8 elm condos.Where is the worst global real estate bubble? New Zealand and Canada are the two most unsustainable countries in the real estate market, with serious bubbles.Please Visit: 8 elm condos to Get Your VVIP Registration Today!
Bloomberg economist Niraj Shah uses a self-designed real estate bubble dashboard (Housing Bubble Dashboard) to assess the state of the real estate market in each country, which includes four indicators, namely, price-to-rent ratio, price-to-income ratio, real house prices and household loan-to-GDP ratio.
New Zealand and Canada topped the list of “most unsustainable real estate markets”, according to the assessment. According to the study, these two countries have the highest price-to-income ratio, followed by Australia, the United Kingdom, Norway and Sweden.
According to Shah, New Zealand has the highest price-to-rent ratio in the world and the highest price-to-income ratio, reaching 196.8 and 156.8 respectively, while real house prices in Canada are the highest in the world. Total household loans accounted for 100.7% of GDP in Canada, 94% in New Zealand, 76.3% in the United States and 120.3% in Australia.
Canadian real estate website Better Dwelling recently released a report on the rise in house prices in the United States and Canada. The report shows that house prices in several major Canadian cities have experienced explosive growth compared with the major bubble cities in the United States since 2000. In the year to March 2019, real estate prices in Toronto rose 239.9 per cent from a year earlier; prices in Montreal rose 189 per cent; and the most exaggerated was Vancouver, where prices soared by 315 per cent.
Toronto is one of the cities with the fastest growth in real estate prices. From January 2000 to March 2019, house prices in Toronto rose 33.67% higher than Los Angeles, 45.27% higher than San Francisco, 61.01% higher than Seattle and 133.39% higher than New York.
The Better Dwelling report also points out that Canada is far more dependent on real estate than the United States. At its peak in 2006, residential investment accounted for about 8% of Canada’s GDP, twice that of the United States.

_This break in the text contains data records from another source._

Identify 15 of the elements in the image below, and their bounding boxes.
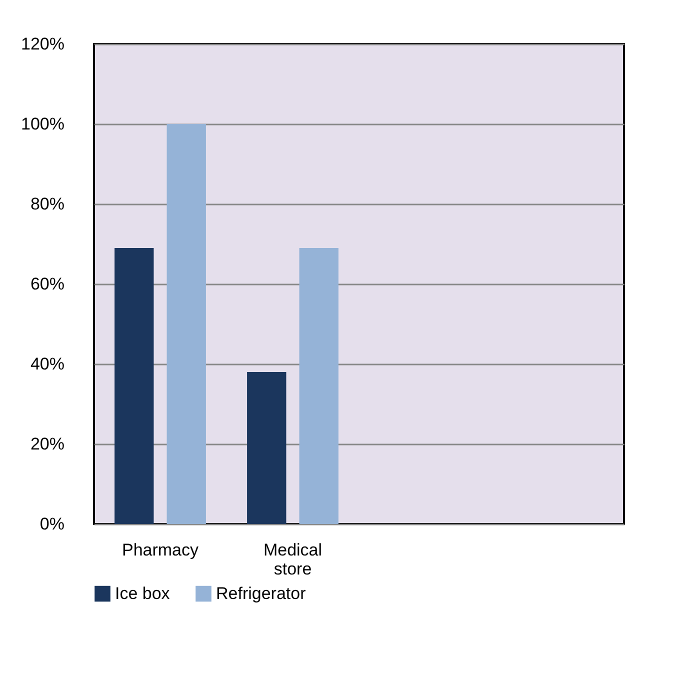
bar — [247, 372, 286, 524]
y-tick-label: 40% — [30, 354, 64, 374]
legend-label: Refrigerator — [216, 584, 306, 603]
y-tick-label: 120% — [21, 34, 64, 54]
bar — [114, 248, 154, 524]
bar — [299, 248, 338, 524]
x-tick-label: Pharmacy — [122, 540, 200, 560]
y-tick-label: 20% — [30, 434, 64, 454]
y-tick-label: 0% — [40, 514, 64, 534]
x-tick-label: Medical store — [263, 540, 322, 578]
y-tick-label: 100% — [21, 114, 64, 134]
legend-label: Ice box — [115, 584, 170, 603]
y-tick-label: 80% — [30, 194, 64, 214]
bar — [166, 124, 206, 524]
y-tick-label: 60% — [30, 274, 64, 294]
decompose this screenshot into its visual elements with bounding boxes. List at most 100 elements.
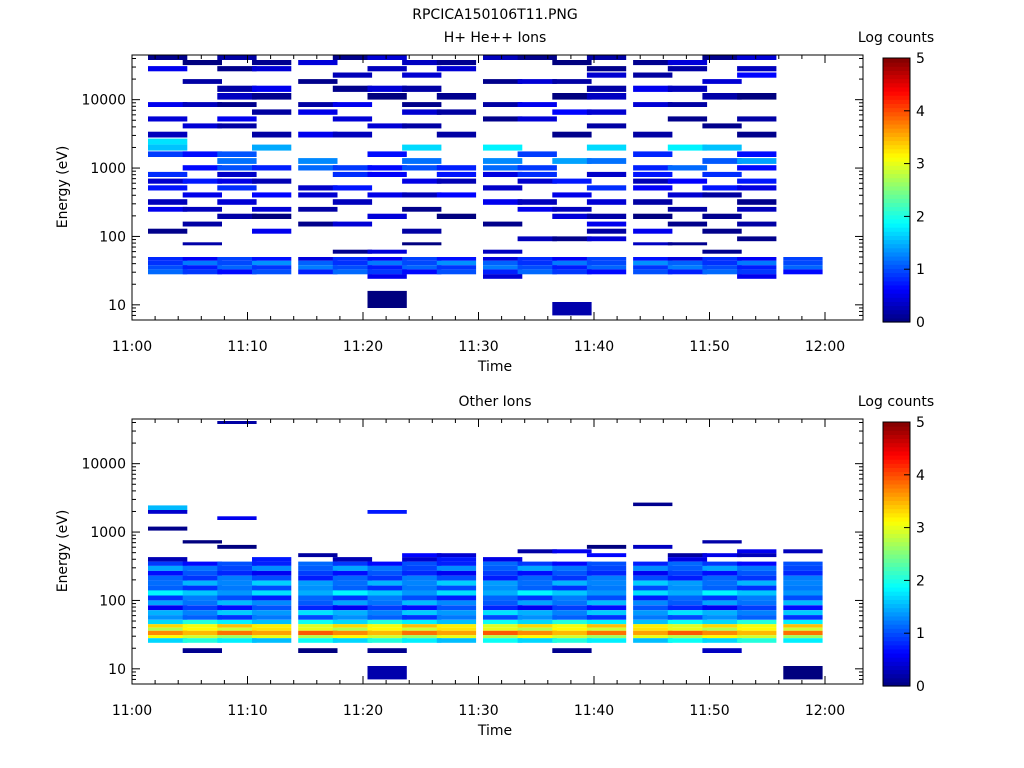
colorbar-swatch — [883, 681, 910, 687]
heatmap-cell — [298, 630, 338, 636]
heatmap-cell — [148, 257, 188, 261]
heatmap-cell — [148, 580, 188, 586]
heatmap-cell — [552, 565, 592, 571]
heatmap-cell — [702, 144, 742, 151]
heatmap-cell — [402, 265, 442, 270]
heatmap-cell — [667, 575, 708, 581]
heatmap-cell — [298, 561, 338, 566]
colorbar-swatch — [883, 648, 910, 654]
heatmap-cell — [737, 570, 777, 576]
heatmap-cell — [402, 605, 442, 611]
heatmap-cell — [702, 123, 742, 129]
heatmap-cell — [633, 131, 673, 138]
heatmap-cell — [367, 269, 407, 275]
heatmap-cell — [737, 615, 777, 620]
heatmap-cell — [332, 630, 373, 636]
heatmap-cell — [702, 627, 742, 631]
colorbar-swatch — [883, 124, 910, 129]
heatmap-cell — [332, 165, 373, 171]
heatmap-cell — [367, 213, 407, 219]
heatmap-cell — [633, 570, 673, 576]
heatmap-cell — [783, 565, 823, 571]
heatmap-cell — [737, 600, 777, 606]
colorbar-swatch — [883, 492, 910, 497]
heatmap-cell — [633, 580, 673, 586]
heatmap-cell — [402, 635, 442, 639]
heatmap-cell — [182, 630, 222, 636]
heatmap-cell — [586, 221, 627, 227]
colorbar-swatch — [883, 516, 910, 522]
y-ticks-other: 10 100 1000 10000 — [81, 421, 863, 685]
heatmap-cell — [402, 630, 442, 636]
heatmap-cell — [702, 228, 742, 234]
heatmap-cell — [552, 630, 592, 636]
heatmap-cell — [436, 627, 477, 631]
heatmap-cell — [252, 638, 292, 643]
colorbar-swatch — [883, 214, 910, 220]
heatmap-cell — [633, 595, 673, 601]
colorbar-swatch — [883, 644, 910, 650]
heatmap-cell — [737, 265, 777, 270]
colorbar-swatch — [883, 74, 910, 80]
heatmap-cell — [252, 192, 292, 198]
heatmap-cell — [633, 615, 673, 620]
colorbar-swatch — [883, 202, 910, 208]
x-tick-label: 11:20 — [343, 339, 383, 355]
heatmap-cell — [298, 624, 338, 628]
heatmap-cell — [702, 269, 742, 275]
heatmap-cell — [217, 66, 257, 72]
heatmap-cell — [667, 557, 708, 562]
colorbar-tick-label: 3 — [916, 521, 925, 537]
heatmap-cell — [517, 627, 557, 631]
heatmap-cell — [148, 510, 188, 514]
heatmap-cell — [552, 619, 592, 625]
heatmap-cell — [483, 561, 523, 566]
heatmap-cell — [702, 635, 742, 639]
colorbar-swatch — [883, 471, 910, 477]
colorbar-swatch — [883, 190, 910, 195]
x-tick-label: 11:10 — [227, 703, 267, 719]
heatmap-cell — [436, 109, 477, 115]
heatmap-cell — [436, 265, 477, 270]
heatmap-cell — [182, 570, 222, 576]
heatmap-cell — [483, 165, 523, 171]
x-tick-label: 11:40 — [574, 703, 614, 719]
colorbar-swatch — [883, 169, 910, 175]
heatmap-cell — [367, 93, 407, 100]
heatmap-cell — [667, 102, 708, 107]
heatmap-cell — [633, 269, 673, 275]
heatmap-cell — [148, 131, 188, 138]
heatmap-cell — [402, 590, 442, 596]
heatmap-cell — [517, 570, 557, 576]
heatmap-cell — [737, 274, 777, 279]
heatmap-cell — [483, 638, 523, 643]
heatmap-cell — [402, 615, 442, 620]
heatmap-cell — [367, 249, 407, 254]
heatmap-cell — [298, 585, 338, 591]
heatmap-cell — [737, 549, 777, 554]
colorbar-tick-label: 2 — [916, 573, 925, 589]
colorbar-swatch — [883, 525, 910, 530]
heatmap-cell — [298, 269, 338, 275]
heatmap-cell — [633, 85, 673, 92]
heatmap-cell — [367, 666, 407, 680]
heatmap-cell — [783, 610, 823, 616]
heatmap-cell — [586, 610, 627, 616]
heatmap-cell — [552, 605, 592, 611]
colorbar-swatch — [883, 636, 910, 642]
colorbar-swatch — [883, 256, 910, 261]
colorbar-swatch — [883, 632, 910, 638]
heatmap-cell — [298, 79, 338, 84]
heatmap-cell — [517, 619, 557, 625]
heatmap-cell — [483, 158, 523, 164]
heatmap-cell — [586, 619, 627, 625]
heatmap-cell — [783, 615, 823, 620]
heatmap-cell — [633, 635, 673, 639]
colorbar-swatch — [883, 640, 910, 646]
colorbar-swatch — [883, 284, 910, 290]
heatmap-cell — [367, 171, 407, 177]
heatmap-cell — [252, 557, 292, 562]
heatmap-cell — [483, 269, 523, 275]
colorbar-swatch — [883, 115, 910, 121]
colorbar-swatch — [883, 194, 910, 199]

The risk of a crisis in the real estate market is increasing as global economic growth slows and investment declines, the Oxford Institute for Economics (Oxford Economics) said in a research paper released in early July. Real estate bubbles and investment heat vary across major countries around the world, and if the real estate market falls into the doldrums again, house prices and gross domestic product (GDP) in countries with larger bubbles and hotter temperatures, such as Norway, Sweden, Finland, Denmark, New Zealand, Australia, the United Kingdom and Canada, will be hit hard.
The Oxford Institute of Economics estimates that GDP in these countries will fall by 0.5 per cent and 0.7 per cent in a mild recession; if the crisis is serious enough to cause panic selling, GDP will grow by 1.5 per cent.
According to the report, among the OECD countries, New Zealand, Canada, Sweden and Norway are at the highest risk of the property market, followed by Australia, the United Kingdom and Denmark, while Portugal, Japan and Italy are the least risky. In addition, countries with large economies such as the United States and Germany are at lower risk of being hit.
Bloomberg says some countries have taken action to contain the housing bubble. The Canadian government has imposed a tax on foreign buyers, while New Zealand has banned overseas purchases. The main challenge facing these countries now is whether prices will continue to rise as the Federal Reserve and other central banks prepare to cut interest rates.
At a congressional hearing last week, Federal Reserve Chairman Colin Powell was almost certain to cut interest rates this month for the first time in a decade.
“A new round of global monetary easing could fuel the housing bubble, and while central banks want to avoid a global recession, loose monetary policy could sow the seeds of another crisis,” Niraj Shah said.